Anyway I'm feeling satisfied as fuck for having cooked ALL my meals this week which basically never happens.
 

routes

we can delay.ay.ay...
all i had at home this evening was a slice of bacon, 1 clove of garlic, a butternut and a tin of broadbeans. so i made a soup obv. added the broadbeans whole once i'd whizzed up the other stuff. it was tasty. bacon, broadbeans and butternut. good combo i reckon.
 

Slothrop

Tight but Polite
Penne with a sauce of tin tomatoes, garlic, a can of anchovies, an onion (removed at the end for texture) and some olives was maybe 50p a portion or something. Anchovies are the best thing basically.

The veggie has been away so I've been on a meat / fish binge lately, and I can confirm that this is the case.

i) pasta with broccoli, anchovies, garlic, chilli flakes, parmesan, olive oil for another tasty cheapish dinner
ii) Salad Niçoise - kind of customizable, I messed with the authenticity by using landcress instead of lettuce because it's going mad in the garden at the moment and putting potatoes in, which I think would get you lynched by proper french people, but yeah, tinned tuna, anchovies, black olives, tomato, sliced shallot, landcress, potatoes, hard boiled eggs, chives, vinaigrette. Buff.

Also, my new favourite steak sauce is chimichurri - basically a big bunch of flat leaf parsley minced with a few cloves of garlic, chilli, oregano, oil and vinegar.
 

baboon2004

Darned cockwombles.
wanted to try chimichurri - sounds simpler than I'd thought.

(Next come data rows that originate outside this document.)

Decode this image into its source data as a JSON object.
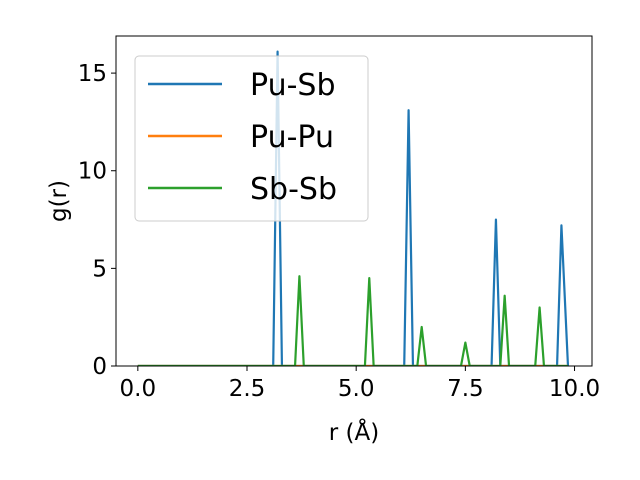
{
  "chart_data": {
    "type": "line",
    "title": "",
    "xlabel": "r (Å)",
    "ylabel": "g(r)",
    "xlim": [
      -0.5,
      10.4
    ],
    "ylim": [
      0,
      16.9
    ],
    "xticks": [
      0.0,
      2.5,
      5.0,
      7.5,
      10.0
    ],
    "xtick_labels": [
      "0.0",
      "2.5",
      "5.0",
      "7.5",
      "10.0"
    ],
    "yticks": [
      0,
      5,
      10,
      15
    ],
    "ytick_labels": [
      "0",
      "5",
      "10",
      "15"
    ],
    "grid": false,
    "legend_position": "top-left",
    "series": [
      {
        "name": "Pu-Sb",
        "color": "#1f77b4",
        "points": [
          [
            0,
            0
          ],
          [
            3.1,
            0
          ],
          [
            3.2,
            16.1
          ],
          [
            3.3,
            0
          ],
          [
            6.1,
            0
          ],
          [
            6.2,
            13.1
          ],
          [
            6.3,
            0
          ],
          [
            8.1,
            0
          ],
          [
            8.2,
            7.5
          ],
          [
            8.3,
            0
          ],
          [
            9.6,
            0
          ],
          [
            9.7,
            7.2
          ],
          [
            9.85,
            0
          ]
        ]
      },
      {
        "name": "Pu-Pu",
        "color": "#ff7f0e",
        "points": [
          [
            0,
            0
          ],
          [
            9.85,
            0
          ]
        ]
      },
      {
        "name": "Sb-Sb",
        "color": "#2ca02c",
        "points": [
          [
            0,
            0
          ],
          [
            3.6,
            0
          ],
          [
            3.7,
            4.6
          ],
          [
            3.8,
            0
          ],
          [
            5.2,
            0
          ],
          [
            5.3,
            4.5
          ],
          [
            5.4,
            0
          ],
          [
            6.4,
            0
          ],
          [
            6.5,
            2.0
          ],
          [
            6.6,
            0
          ],
          [
            7.4,
            0
          ],
          [
            7.5,
            1.2
          ],
          [
            7.6,
            0
          ],
          [
            8.3,
            0
          ],
          [
            8.4,
            3.6
          ],
          [
            8.5,
            0
          ],
          [
            9.1,
            0
          ],
          [
            9.2,
            3.0
          ],
          [
            9.3,
            0
          ],
          [
            9.85,
            0
          ]
        ]
      }
    ]
  }
}
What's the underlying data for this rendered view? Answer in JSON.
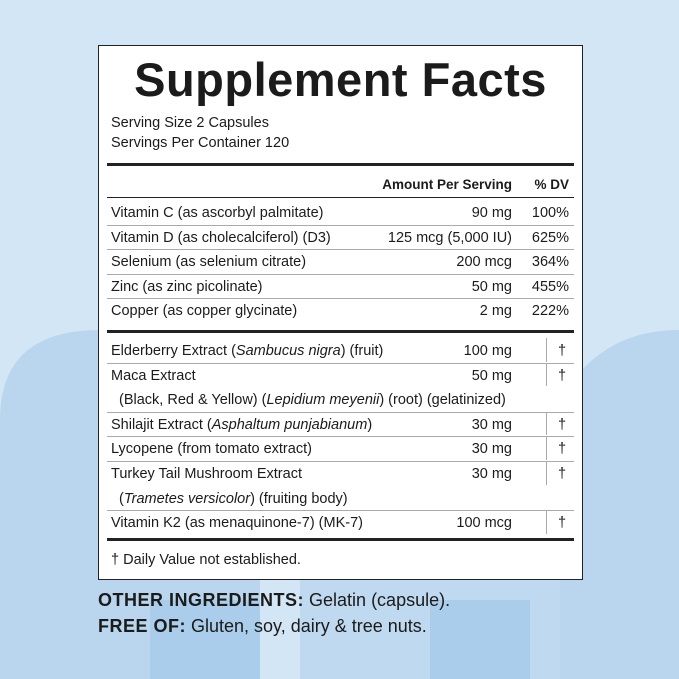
{
  "header": {
    "title": "Supplement Facts",
    "serving_size": "Serving Size 2 Capsules",
    "servings_per_container": "Servings Per Container 120"
  },
  "columns": [
    "Amount Per Serving",
    "% DV"
  ],
  "vitamins": [
    {
      "name": "Vitamin C (as ascorbyl palmitate)",
      "amount": "90 mg",
      "dv": "100%"
    },
    {
      "name": "Vitamin D (as cholecalciferol) (D3)",
      "amount": "125 mcg (5,000 IU)",
      "dv": "625%"
    },
    {
      "name": "Selenium (as selenium citrate)",
      "amount": "200 mcg",
      "dv": "364%"
    },
    {
      "name": "Zinc (as zinc picolinate)",
      "amount": "50 mg",
      "dv": "455%"
    },
    {
      "name": "Copper (as copper glycinate)",
      "amount": "2 mg",
      "dv": "222%"
    }
  ],
  "extracts": [
    {
      "name": [
        {
          "text": "Elderberry Extract (",
          "italic": false
        },
        {
          "text": "Sambucus nigra",
          "italic": true
        },
        {
          "text": ") (fruit)",
          "italic": false
        }
      ],
      "amount": "100 mg",
      "dv": "†"
    },
    {
      "name": [
        {
          "text": "Maca Extract",
          "italic": false
        }
      ],
      "sub": [
        {
          "text": "(Black, Red & Yellow) (",
          "italic": false
        },
        {
          "text": "Lepidium meyenii",
          "italic": true
        },
        {
          "text": ") (root) (gelatinized)",
          "italic": false
        }
      ],
      "amount": "50 mg",
      "dv": "†"
    },
    {
      "name": [
        {
          "text": "Shilajit Extract (",
          "italic": false
        },
        {
          "text": "Asphaltum punjabianum",
          "italic": true
        },
        {
          "text": ")",
          "italic": false
        }
      ],
      "amount": "30 mg",
      "dv": "†"
    },
    {
      "name": [
        {
          "text": "Lycopene (from tomato extract)",
          "italic": false
        }
      ],
      "amount": "30 mg",
      "dv": "†"
    },
    {
      "name": [
        {
          "text": "Turkey Tail Mushroom Extract",
          "italic": false
        }
      ],
      "sub": [
        {
          "text": "(",
          "italic": false
        },
        {
          "text": "Trametes versicolor",
          "italic": true
        },
        {
          "text": ") (fruiting body)",
          "italic": false
        }
      ],
      "amount": "30 mg",
      "dv": "†"
    },
    {
      "name": [
        {
          "text": "Vitamin K2 (as menaquinone-7) (MK-7)",
          "italic": false
        }
      ],
      "amount": "100 mcg",
      "dv": "†"
    }
  ],
  "footnote": "† Daily Value not established.",
  "other_ingredients": {
    "label": "OTHER INGREDIENTS:",
    "text": "Gelatin (capsule)."
  },
  "free_of": {
    "label": "FREE OF:",
    "text": "Gluten, soy, dairy & tree nuts."
  }
}
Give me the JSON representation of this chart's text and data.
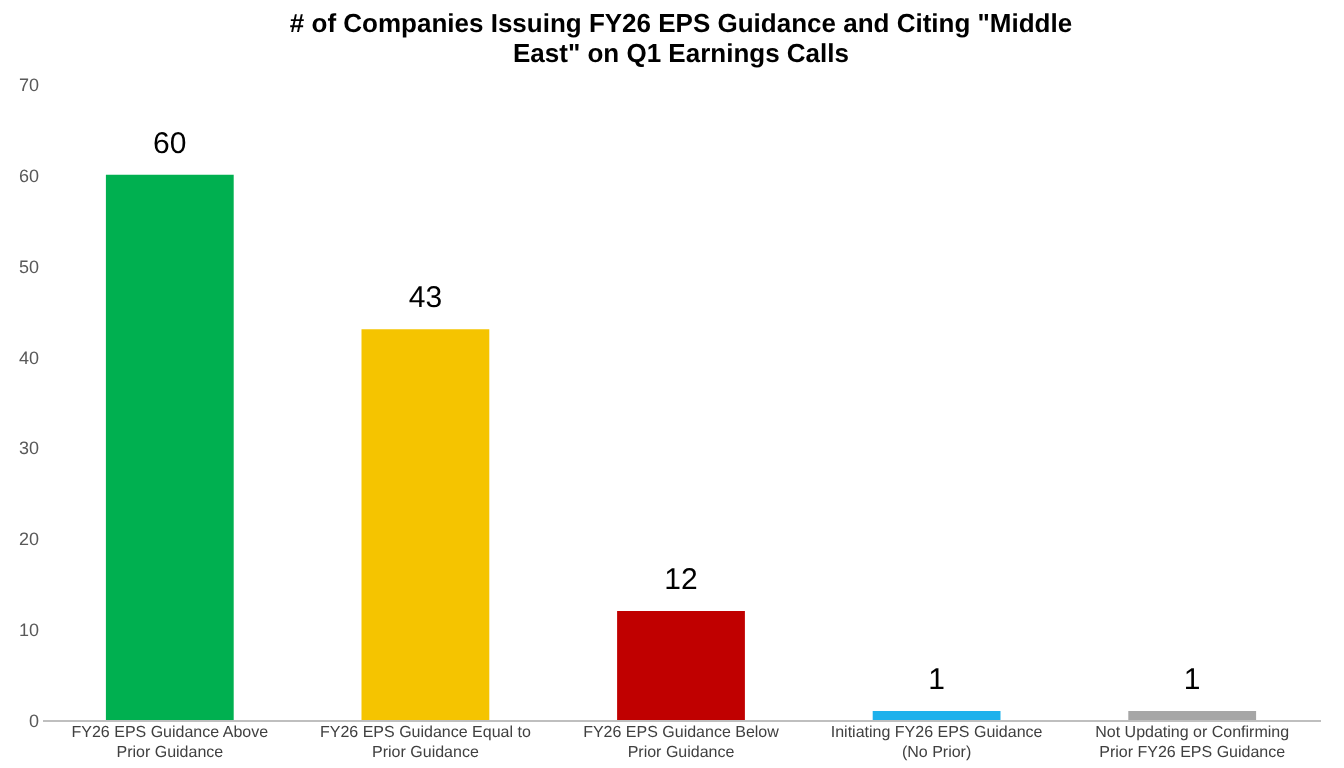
{
  "chart_data": {
    "type": "bar",
    "title": "# of Companies Issuing FY26 EPS Guidance and Citing \"Middle East\" on Q1 Earnings Calls",
    "categories": [
      "FY26 EPS Guidance Above Prior Guidance",
      "FY26 EPS Guidance Equal to Prior Guidance",
      "FY26 EPS Guidance Below Prior Guidance",
      "Initiating FY26 EPS Guidance (No Prior)",
      "Not Updating or Confirming Prior FY26 EPS Guidance"
    ],
    "values": [
      60,
      43,
      12,
      1,
      1
    ],
    "colors": [
      "#00b050",
      "#f5c400",
      "#c00000",
      "#1eb1ec",
      "#a6a6a6"
    ],
    "ylim": [
      0,
      70
    ],
    "yticks": [
      0,
      10,
      20,
      30,
      40,
      50,
      60,
      70
    ],
    "grid": false,
    "data_labels": true
  }
}
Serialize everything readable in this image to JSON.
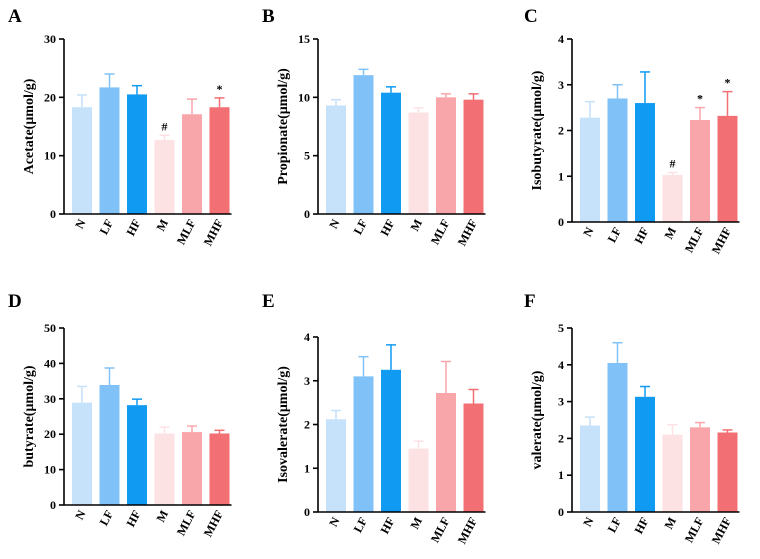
{
  "colors": {
    "N": "#c6e1fa",
    "LF": "#80c1f7",
    "HF": "#109af2",
    "M": "#fde2e4",
    "MLF": "#f9a6ab",
    "MHF": "#f26f73"
  },
  "chart_data": [
    {
      "panel": "A",
      "type": "bar",
      "ylabel": "Acetate(μmol/g)",
      "categories": [
        "N",
        "LF",
        "HF",
        "M",
        "MLF",
        "MHF"
      ],
      "values": [
        18.3,
        21.7,
        20.5,
        12.7,
        17.1,
        18.3
      ],
      "errors": [
        2.1,
        2.3,
        1.5,
        0.8,
        2.6,
        1.6
      ],
      "annotations": [
        "",
        "",
        "",
        "#",
        "",
        "*"
      ],
      "ylim": [
        0,
        30
      ],
      "yticks": [
        0,
        10,
        20,
        30
      ]
    },
    {
      "panel": "B",
      "type": "bar",
      "ylabel": "Propionate(μmol/g)",
      "categories": [
        "N",
        "LF",
        "HF",
        "M",
        "MLF",
        "MHF"
      ],
      "values": [
        9.3,
        11.9,
        10.4,
        8.7,
        10.0,
        9.8
      ],
      "errors": [
        0.5,
        0.5,
        0.5,
        0.4,
        0.3,
        0.5
      ],
      "annotations": [
        "",
        "",
        "",
        "",
        "",
        ""
      ],
      "ylim": [
        0,
        15
      ],
      "yticks": [
        0,
        5,
        10,
        15
      ]
    },
    {
      "panel": "C",
      "type": "bar",
      "ylabel": "Isobutyrate(μmol/g)",
      "categories": [
        "N",
        "LF",
        "HF",
        "M",
        "MLF",
        "MHF"
      ],
      "values": [
        2.28,
        2.7,
        2.6,
        1.03,
        2.23,
        2.32
      ],
      "errors": [
        0.35,
        0.3,
        0.68,
        0.05,
        0.27,
        0.53
      ],
      "annotations": [
        "",
        "",
        "",
        "#",
        "*",
        "*"
      ],
      "ylim": [
        0,
        4
      ],
      "yticks": [
        0,
        1,
        2,
        3,
        4
      ]
    },
    {
      "panel": "D",
      "type": "bar",
      "ylabel": "butyrate(μmol/g)",
      "categories": [
        "N",
        "LF",
        "HF",
        "M",
        "MLF",
        "MHF"
      ],
      "values": [
        28.9,
        33.9,
        28.2,
        20.2,
        20.6,
        20.2
      ],
      "errors": [
        4.6,
        4.8,
        1.7,
        1.8,
        1.7,
        0.9
      ],
      "annotations": [
        "",
        "",
        "",
        "",
        "",
        ""
      ],
      "ylim": [
        0,
        50
      ],
      "yticks": [
        0,
        10,
        20,
        30,
        40,
        50
      ]
    },
    {
      "panel": "E",
      "type": "bar",
      "ylabel": "Isovalerate(μmol/g)",
      "categories": [
        "N",
        "LF",
        "HF",
        "M",
        "MLF",
        "MHF"
      ],
      "values": [
        2.12,
        3.1,
        3.25,
        1.45,
        2.72,
        2.48
      ],
      "errors": [
        0.2,
        0.45,
        0.57,
        0.17,
        0.72,
        0.32
      ],
      "annotations": [
        "",
        "",
        "",
        "",
        "",
        ""
      ],
      "ylim": [
        0,
        4
      ],
      "yticks": [
        0,
        1,
        2,
        3,
        4
      ]
    },
    {
      "panel": "F",
      "type": "bar",
      "ylabel": "valerate(μmol/g)",
      "categories": [
        "N",
        "LF",
        "HF",
        "M",
        "MLF",
        "MHF"
      ],
      "values": [
        2.35,
        4.05,
        3.13,
        2.1,
        2.3,
        2.16
      ],
      "errors": [
        0.23,
        0.55,
        0.28,
        0.27,
        0.13,
        0.07
      ],
      "annotations": [
        "",
        "",
        "",
        "",
        "",
        ""
      ],
      "ylim": [
        0,
        5
      ],
      "yticks": [
        0,
        1,
        2,
        3,
        4,
        5
      ]
    }
  ]
}
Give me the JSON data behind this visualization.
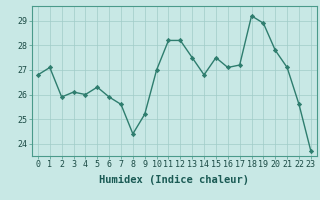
{
  "x": [
    0,
    1,
    2,
    3,
    4,
    5,
    6,
    7,
    8,
    9,
    10,
    11,
    12,
    13,
    14,
    15,
    16,
    17,
    18,
    19,
    20,
    21,
    22,
    23
  ],
  "y": [
    26.8,
    27.1,
    25.9,
    26.1,
    26.0,
    26.3,
    25.9,
    25.6,
    24.4,
    25.2,
    27.0,
    28.2,
    28.2,
    27.5,
    26.8,
    27.5,
    27.1,
    27.2,
    29.2,
    28.9,
    27.8,
    27.1,
    25.6,
    23.7
  ],
  "line_color": "#2e7d6e",
  "marker": "D",
  "marker_size": 2.2,
  "bg_color": "#c8e8e5",
  "grid_color": "#a0ccc8",
  "xlabel": "Humidex (Indice chaleur)",
  "ylim_min": 23.5,
  "ylim_max": 29.6,
  "yticks": [
    24,
    25,
    26,
    27,
    28,
    29
  ],
  "xticks": [
    0,
    1,
    2,
    3,
    4,
    5,
    6,
    7,
    8,
    9,
    10,
    11,
    12,
    13,
    14,
    15,
    16,
    17,
    18,
    19,
    20,
    21,
    22,
    23
  ],
  "xlabel_fontsize": 7.5,
  "tick_fontsize": 6.0,
  "line_width": 1.0
}
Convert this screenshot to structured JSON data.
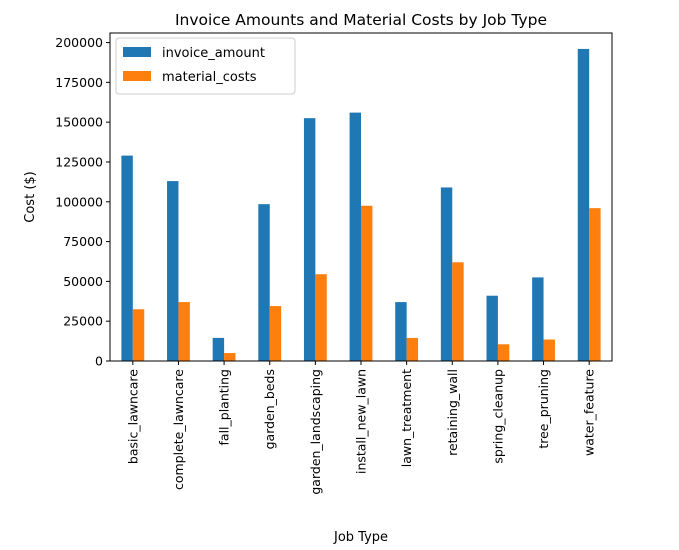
{
  "chart_data": {
    "type": "bar",
    "title": "Invoice Amounts and Material Costs by Job Type",
    "xlabel": "Job Type",
    "ylabel": "Cost ($)",
    "ylim": [
      0,
      206000
    ],
    "yticks": [
      0,
      25000,
      50000,
      75000,
      100000,
      125000,
      150000,
      175000,
      200000
    ],
    "ytick_labels": [
      "0",
      "25000",
      "50000",
      "75000",
      "100000",
      "125000",
      "150000",
      "175000",
      "200000"
    ],
    "categories": [
      "basic_lawncare",
      "complete_lawncare",
      "fall_planting",
      "garden_beds",
      "garden_landscaping",
      "install_new_lawn",
      "lawn_treatment",
      "retaining_wall",
      "spring_cleanup",
      "tree_pruning",
      "water_feature"
    ],
    "series": [
      {
        "name": "invoice_amount",
        "color": "#1f77b4",
        "values": [
          129000,
          113000,
          14500,
          98500,
          152500,
          156000,
          37000,
          109000,
          41000,
          52500,
          196000
        ]
      },
      {
        "name": "material_costs",
        "color": "#ff7f0e",
        "values": [
          32500,
          37000,
          5000,
          34500,
          54500,
          97500,
          14500,
          62000,
          10500,
          13500,
          96000
        ]
      }
    ],
    "grid": false,
    "legend_position": "upper-left"
  }
}
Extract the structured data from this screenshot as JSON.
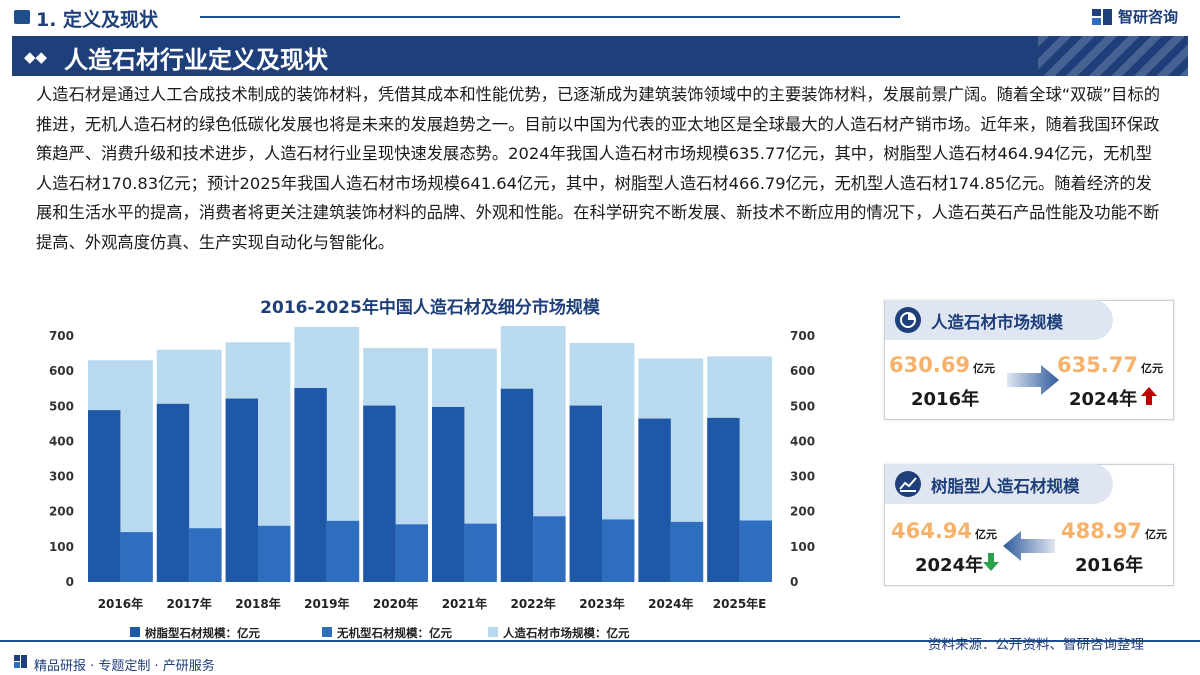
{
  "header": {
    "section_title": "1. 定义及现状",
    "brand": "智研咨询",
    "banner_title": "人造石材行业定义及现状"
  },
  "paragraph": "人造石材是通过人工合成技术制成的装饰材料，凭借其成本和性能优势，已逐渐成为建筑装饰领域中的主要装饰材料，发展前景广阔。随着全球“双碳”目标的推进，无机人造石材的绿色低碳化发展也将是未来的发展趋势之一。目前以中国为代表的亚太地区是全球最大的人造石材产销市场。近年来，随着我国环保政策趋严、消费升级和技术进步，人造石材行业呈现快速发展态势。2024年我国人造石材市场规模635.77亿元，其中，树脂型人造石材464.94亿元，无机型人造石材170.83亿元；预计2025年我国人造石材市场规模641.64亿元，其中，树脂型人造石材466.79亿元，无机型人造石材174.85亿元。随着经济的发展和生活水平的提高，消费者将更关注建筑装饰材料的品牌、外观和性能。在科学研究不断发展、新技术不断应用的情况下，人造石英石产品性能及功能不断提高、外观高度仿真、生产实现自动化与智能化。",
  "chart_data": {
    "type": "bar",
    "title": "2016-2025年中国人造石材及细分市场规模",
    "categories": [
      "2016年",
      "2017年",
      "2018年",
      "2019年",
      "2020年",
      "2021年",
      "2022年",
      "2023年",
      "2024年",
      "2025年E"
    ],
    "series": [
      {
        "name": "树脂型石材规模：亿元",
        "color": "#1f58a6",
        "values": [
          489,
          507,
          522,
          552,
          502,
          498,
          550,
          502,
          465,
          467
        ]
      },
      {
        "name": "无机型石材规模：亿元",
        "color": "#2f6dbf",
        "values": [
          142,
          153,
          160,
          174,
          164,
          166,
          187,
          178,
          171,
          175
        ]
      },
      {
        "name": "人造石材市场规模：亿元",
        "color": "#b9d9ef",
        "values": [
          631,
          661,
          682,
          726,
          666,
          664,
          737,
          680,
          636,
          642
        ]
      }
    ],
    "ylim": [
      0,
      700
    ],
    "yticks": [
      0,
      100,
      200,
      300,
      400,
      500,
      600,
      700
    ],
    "legend_position": "bottom"
  },
  "card_market": {
    "title": "人造石材市场规模",
    "left_value": "630.69",
    "left_unit": "亿元",
    "left_year": "2016年",
    "right_value": "635.77",
    "right_unit": "亿元",
    "right_year": "2024年",
    "trend": "up",
    "trend_color": "#c00000"
  },
  "card_resin": {
    "title": "树脂型人造石材规模",
    "left_value": "464.94",
    "left_unit": "亿元",
    "left_year": "2024年",
    "right_value": "488.97",
    "right_unit": "亿元",
    "right_year": "2016年",
    "trend": "down",
    "trend_color": "#2aa14a"
  },
  "footer": {
    "left": "精品研报 · 专题定制 · 产研服务",
    "source": "资料来源：公开资料、智研咨询整理"
  },
  "colors": {
    "primary": "#1f3f7a",
    "accent_value": "#f6b26b"
  }
}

Steak strip and cashew nut stir-fry was lush, with ginger, garlic, chillies and Szechuan peppercorns and the meat marinated in soy and shao hsing.
 

mistersloane

heavy heavy monster sound
TOP TIP FOR MEAT EATERS

I eat bolognese alot right, it's one of my favourite things. I've tried all recipes known to mankind, really. Ragu with added chicken liver, with extra pork trotter, without carrots, with beef mince, with bacon rather than proscuitto, without proscuitto.

THIS one is the business. I don't care what any of you say. This recipe is the fucking bollocks, try it. People will think you're a master chef. It's amazing. Don't forget the nutmeg, and use the best dried mushroom you can afford.

http://uk.phaidon.com/the-silver-spoon/recipes/2010/april/23/tagliatelle-bolognese/

We were kinda amazed. It's like the Aaliyah of ragu.